四谷三丁目にあるパザパは、日本のビストロの歴史を作った店だ。メニューから前菜、メイン、デザートを選ぶ「プリフィックス」はこの店が元祖。さらに、この店で修業した方が独立をして、いくつもの店が有名店となっている。高田馬場のラミティエ、落合南長崎のエシャロット、それから閉店したけども、千石のプルミエ、護国寺のパ・マルなどなど。ブラッスリー・グーは孫弟子の店で、ル・マルカッサンはパ・マルの経営していたル・モガドーのシェフがその場所で独立した店。僕が気に入っているビストロのほとんどがパザパに源流がある。
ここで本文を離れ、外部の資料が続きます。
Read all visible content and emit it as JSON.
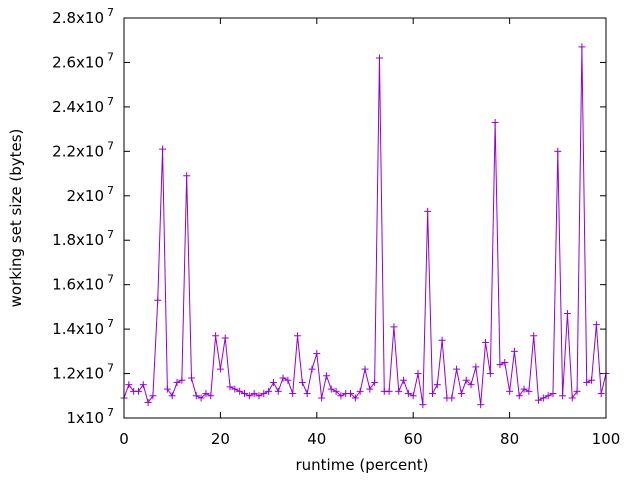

その総本山的な店なのだ。
荒木町の路地裏に溶け込むように佇む老舗ビストロ「パザパ」。赤いギンガムチェックのテーブルクロスもこの雰囲気によく合って、いい味を出している。名店中の名店ではあるが、正直に言うと、僕はラミティエやル・マルカッサンの方が好きだ。料理に手を抜かない姿勢や、徹底したサービス精神が心を打つからだろう。パザパはそういう料理人を多く輩出してきたというだけでも十分すぎる功績があると思う。
お店の人に聞くと、パザパ (pas-à-pas) という店名は、英語でstep by step、日本語で「一歩一歩」というような意味だそうだ。